Example: In MMLU (Massive Multitask Language Understanding), the model is given a multiple-choice question and must assign probabilities to each answer choice. The model’s performance is measured by how often it assigns the highest probability to the correct answer.
Step 1: Environment setup and installation - Please refer to the installation guide, using the PyPI or From Source methods, for environment setup.
Step 2: Start the Lemonade Server.
In a terminal with your environment activated, run the following command:
lemonade-server-dev serve
Step 3: Load a Model
Invoke-RestMethod -Uri "http://localhost:8000/api/v1/load" -Method Post -Headers @{ "Content-Type" = "application/json" } -Body '{ "checkpoint": "meta-llama/Llama-3.2-1B-Instruct", "recipe": "hf-cpu" }'
Step 4: Run MMLU Tests
lm_eval --model local-completions --tasks mmlu_abstract_algebra --model_args model=meta-llama/Llama-3.2-1B-Instruct,base_url=http://localhost:8000/api/v1/completions,num_concurrent=1,max_retries=0,tokenized_requests=False --limit 5
These tests evaluate a model’s ability to predict text by measuring the perplexity on held-out data. The model assigns probabilities to each token in a sequence, and performance is measured by how well it predicts the actual next tokens.
Example: In perplexity benchmarks like WikiText, the model is evaluated on how well it can predict each token in a document, using a rolling window approach for longer contexts.
Step 1: Environment setup and installation - Please refer to the installation guide, using the PyPI or From Source methods, for environment setup.
Step 2: Start the Lemonade Server.
In a terminal with your environment activated, run the following command:
lemonade-server-dev serve
Step 3: Load a Model
Invoke-RestMethod -Uri "http://localhost:8000/api/v1/load" -Method Post -Headers @{ "Content-Type" = "application/json" } -Body '{ "checkpoint": "meta-llama/Llama-3.2-1B-Instruct", "recipe": "hf-cpu" }'
Step 4: Run Wikitext Tests
lm_eval --model local-completions --tasks wikitext --model_args model=meta-llama/Llama-3.2-1B-Instruct,base_url=http://localhost:8000/api/v1/completions,num_concurrent=1,max_retries=0,tokenized_requests=False --limit 5
These tests evaluate a model’s ability to generate full responses to prompts. The model generates text that is then evaluated against reference answers or using specific metrics.

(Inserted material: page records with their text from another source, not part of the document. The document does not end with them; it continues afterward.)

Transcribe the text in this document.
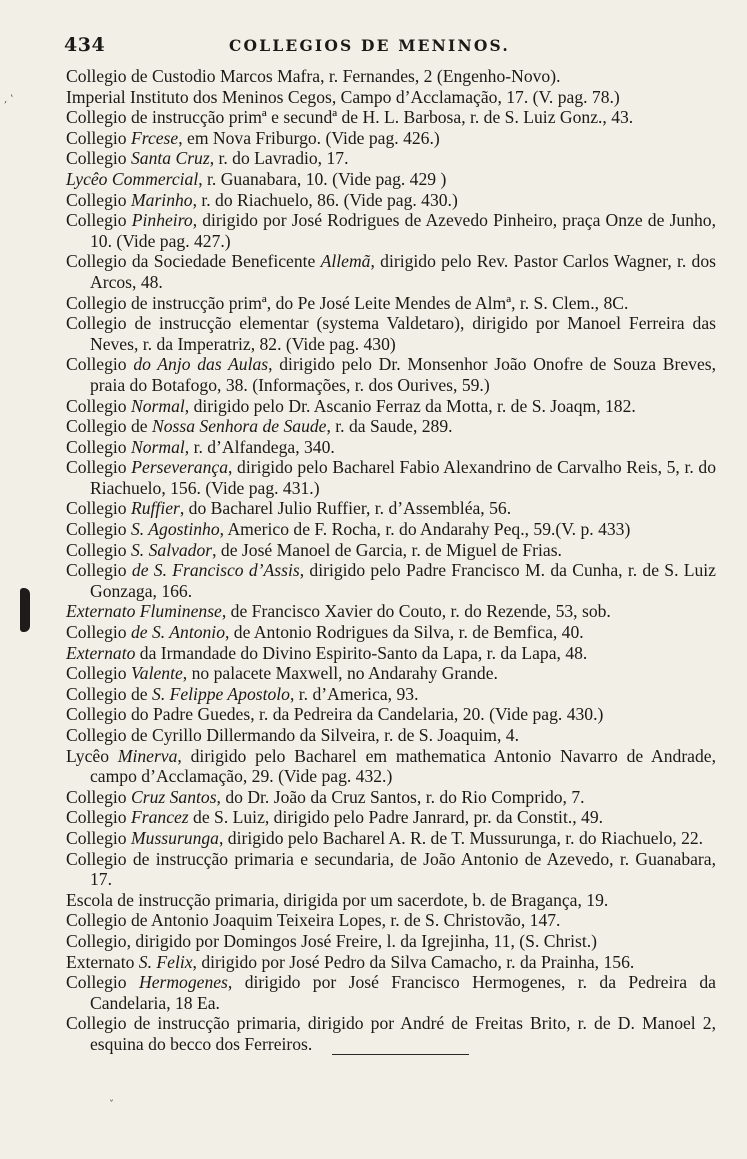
434	COLLEGIOS DE MENINOS.
‚ ‛
Collegio de Custodio Marcos Mafra, r. Fernandes, 2 (Engenho-Novo).
Imperial Instituto dos Meninos Cegos, Campo d’Acclamação, 17. (V. pag. 78.)
Collegio de instrucção primª e secundª de H. L. Barbosa, r. de S. Luiz Gonz., 43.
Collegio Frcese, em Nova Friburgo. (Vide pag. 426.)
Collegio Santa Cruz, r. do Lavradio, 17.
Lycêo Commercial, r. Guanabara, 10. (Vide pag. 429 )
Collegio Marinho, r. do Riachuelo, 86. (Vide pag. 430.)
Collegio Pinheiro, dirigido por José Rodrigues de Azevedo Pinheiro, praça Onze de Junho, 10. (Vide pag. 427.)
Collegio da Sociedade Beneficente Allemã, dirigido pelo Rev. Pastor Carlos Wagner, r. dos Arcos, 48.
Collegio de instrucção primª, do Pe José Leite Mendes de Almª, r. S. Clem., 8C.
Collegio de instrucção elementar (systema Valdetaro), dirigido por Manoel Ferreira das Neves, r. da Imperatriz, 82. (Vide pag. 430)
Collegio do Anjo das Aulas, dirigido pelo Dr. Monsenhor João Onofre de Souza Breves, praia do Botafogo, 38. (Informações, r. dos Ourives, 59.)
Collegio Normal, dirigido pelo Dr. Ascanio Ferraz da Motta, r. de S. Joaqm, 182.
Collegio de Nossa Senhora de Saude, r. da Saude, 289.
Collegio Normal, r. d’Alfandega, 340.
Collegio Perseverança, dirigido pelo Bacharel Fabio Alexandrino de Carvalho Reis, 5, r. do Riachuelo, 156. (Vide pag. 431.)
Collegio Ruffier, do Bacharel Julio Ruffier, r. d’Assembléa, 56.
Collegio S. Agostinho, Americo de F. Rocha, r. do Andarahy Peq., 59.(V. p. 433)
Collegio S. Salvador, de José Manoel de Garcia, r. de Miguel de Frias.
Collegio de S. Francisco d’Assis, dirigido pelo Padre Francisco M. da Cunha, r. de S. Luiz Gonzaga, 166.
Externato Fluminense, de Francisco Xavier do Couto, r. do Rezende, 53, sob.
Collegio de S. Antonio, de Antonio Rodrigues da Silva, r. de Bemfica, 40.
Externato da Irmandade do Divino Espirito-Santo da Lapa, r. da Lapa, 48.
Collegio Valente, no palacete Maxwell, no Andarahy Grande.
Collegio de S. Felippe Apostolo, r. d’America, 93.
Collegio do Padre Guedes, r. da Pedreira da Candelaria, 20. (Vide pag. 430.)
Collegio de Cyrillo Dillermando da Silveira, r. de S. Joaquim, 4.
Lycêo Minerva, dirigido pelo Bacharel em mathematica Antonio Navarro de Andrade, campo d’Acclamação, 29. (Vide pag. 432.)
Collegio Cruz Santos, do Dr. João da Cruz Santos, r. do Rio Comprido, 7.
Collegio Francez de S. Luiz, dirigido pelo Padre Janrard, pr. da Constit., 49.
Collegio Mussurunga, dirigido pelo Bacharel A. R. de T. Mussurunga, r. do Riachuelo, 22.
Collegio de instrucção primaria e secundaria, de João Antonio de Azevedo, r. Guanabara, 17.
Escola de instrucção primaria, dirigida por um sacerdote, b. de Bragança, 19.
Collegio de Antonio Joaquim Teixeira Lopes, r. de S. Christovão, 147.
Collegio, dirigido por Domingos José Freire, l. da Igrejinha, 11, (S. Christ.)
Externato S. Felix, dirigido por José Pedro da Silva Camacho, r. da Prainha, 156.
Collegio Hermogenes, dirigido por José Francisco Hermogenes, r. da Pedreira da Candelaria, 18 Ea.
Collegio de instrucção primaria, dirigido por André de Freitas Brito, r. de D. Manoel 2, esquina do becco dos Ferreiros.
ˇ
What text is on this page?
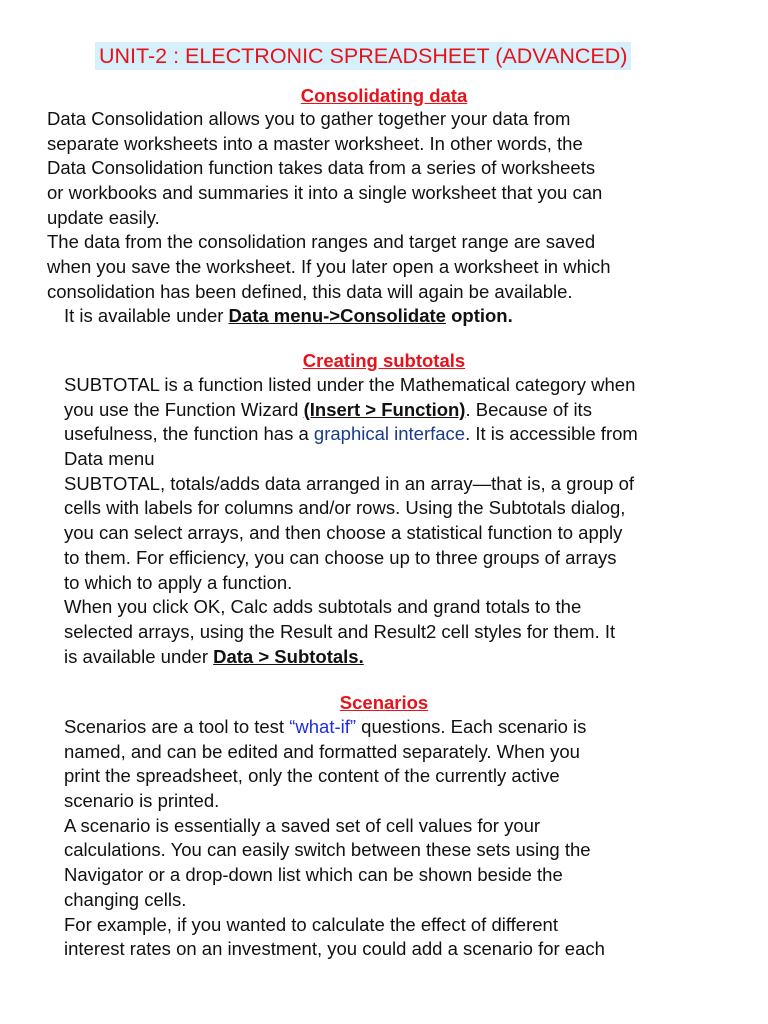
UNIT-2 : ELECTRONIC SPREADSHEET (ADVANCED)
Consolidating data
Data Consolidation allows you to gather together your data from
separate worksheets into a master worksheet. In other words, the
Data Consolidation function takes data from a series of worksheets
or workbooks and summaries it into a single worksheet that you can
update easily.
The data from the consolidation ranges and target range are saved
when you save the worksheet. If you later open a worksheet in which
consolidation has been defined, this data will again be available.
It is available under Data menu->Consolidate option.
Creating subtotals
SUBTOTAL is a function listed under the Mathematical category when
you use the Function Wizard (Insert > Function). Because of its
usefulness, the function has a graphical interface. It is accessible from
Data menu
SUBTOTAL, totals/adds data arranged in an array—that is, a group of
cells with labels for columns and/or rows. Using the Subtotals dialog,
you can select arrays, and then choose a statistical function to apply
to them. For efficiency, you can choose up to three groups of arrays
to which to apply a function.
When you click OK, Calc adds subtotals and grand totals to the
selected arrays, using the Result and Result2 cell styles for them. It
is available under Data > Subtotals.
Scenarios
Scenarios are a tool to test “what-if” questions. Each scenario is
named, and can be edited and formatted separately. When you
print the spreadsheet, only the content of the currently active
scenario is printed.
A scenario is essentially a saved set of cell values for your
calculations. You can easily switch between these sets using the
Navigator or a drop-down list which can be shown beside the
changing cells.
For example, if you wanted to calculate the effect of different
interest rates on an investment, you could add a scenario for each
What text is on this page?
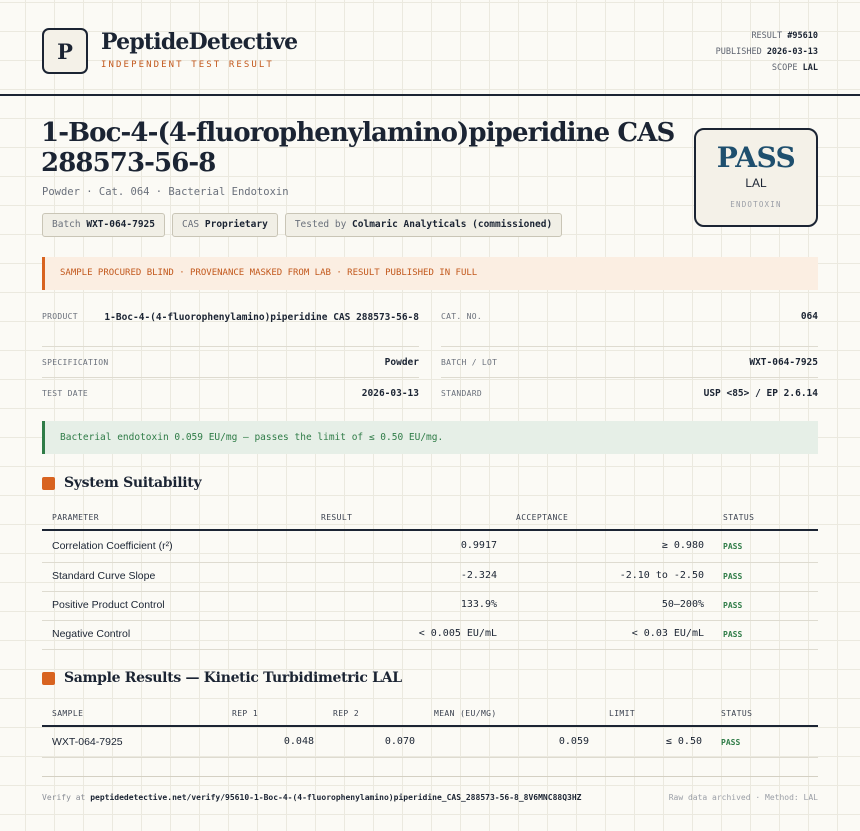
P PeptideDetective
INDEPENDENT TEST RESULT
RESULT #95610
PUBLISHED 2026-03-13
SCOPE LAL
1-Boc-4-(4-fluorophenylamino)piperidine CAS 288573-56-8
Powder · Cat. 064 · Bacterial Endotoxin
Batch WXT-064-7925	CAS Proprietary	Tested by Colmaric Analyticals (commissioned)
PASS
LAL
ENDOTOXIN
SAMPLE PROCURED BLIND · PROVENANCE MASKED FROM LAB · RESULT PUBLISHED IN FULL
PRODUCT	1-Boc-4-(4-fluorophenylamino)piperidine CAS 288573-56-8	CAT. NO.	064
SPECIFICATION	Powder	BATCH / LOT	WXT-064-7925
TEST DATE	2026-03-13	STANDARD	USP <85> / EP 2.6.14
Bacterial endotoxin 0.059 EU/mg — passes the limit of ≤ 0.50 EU/mg.
System Suitability
PARAMETER	RESULT	ACCEPTANCE	STATUS
Correlation Coefficient (r²)	0.9917	≥ 0.980 PASS
Standard Curve Slope	-2.324	-2.10 to -2.50 PASS
Positive Product Control	133.9%	50–200% PASS
Negative Control	< 0.005 EU/mL	< 0.03 EU/mL PASS
Sample Results — Kinetic Turbidimetric LAL
SAMPLE	REP 1	REP 2	MEAN (EU/MG)	LIMIT	STATUS
WXT-064-7925	0.048	0.070	0.059	≤ 0.50 PASS
Verify at peptidedetective.net/verify/95610-1-Boc-4-(4-fluorophenylamino)piperidine_CAS_288573-56-8_8V6MNC88Q3HZ	Raw data archived · Method: LAL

Example: In GSM8K (Grade School Math), the model is given a math problem and must generate a step-by-step solution. Performance is measured by whether the final answer is correct.
Step 1: Environment setup and installation - Please refer to the installation guide, using the PyPI or From Source methods, for environment setup.
Step 2: Start the Lemonade Server.
In a terminal with your environment activated, run the following command:
lemonade-server-dev serve
Step 3: Load a Model
Invoke-RestMethod -Uri "http://localhost:8000/api/v1/load" -Method Post -Headers @{ "Content-Type" = "application/json" } -Body '{ "checkpoint": "meta-llama/Llama-3.2-1B-Instruct", "recipe": "hf-cpu" }'
Step 4: Run GSM8k Tests
lm_eval --model local-completions --tasks gsm8k --model_args model=meta-llama/Llama-3.2-1B-Instruct,base_url=http://localhost:8000/api/v1/completions,num_concurrent=1,max_retries=0,tokenized_requests=False --limit 5
lm-eval provides detailed results for each benchmark, typically including:
Results are provided in a structured format at the end of evaluation, with both detailed and summary statistics.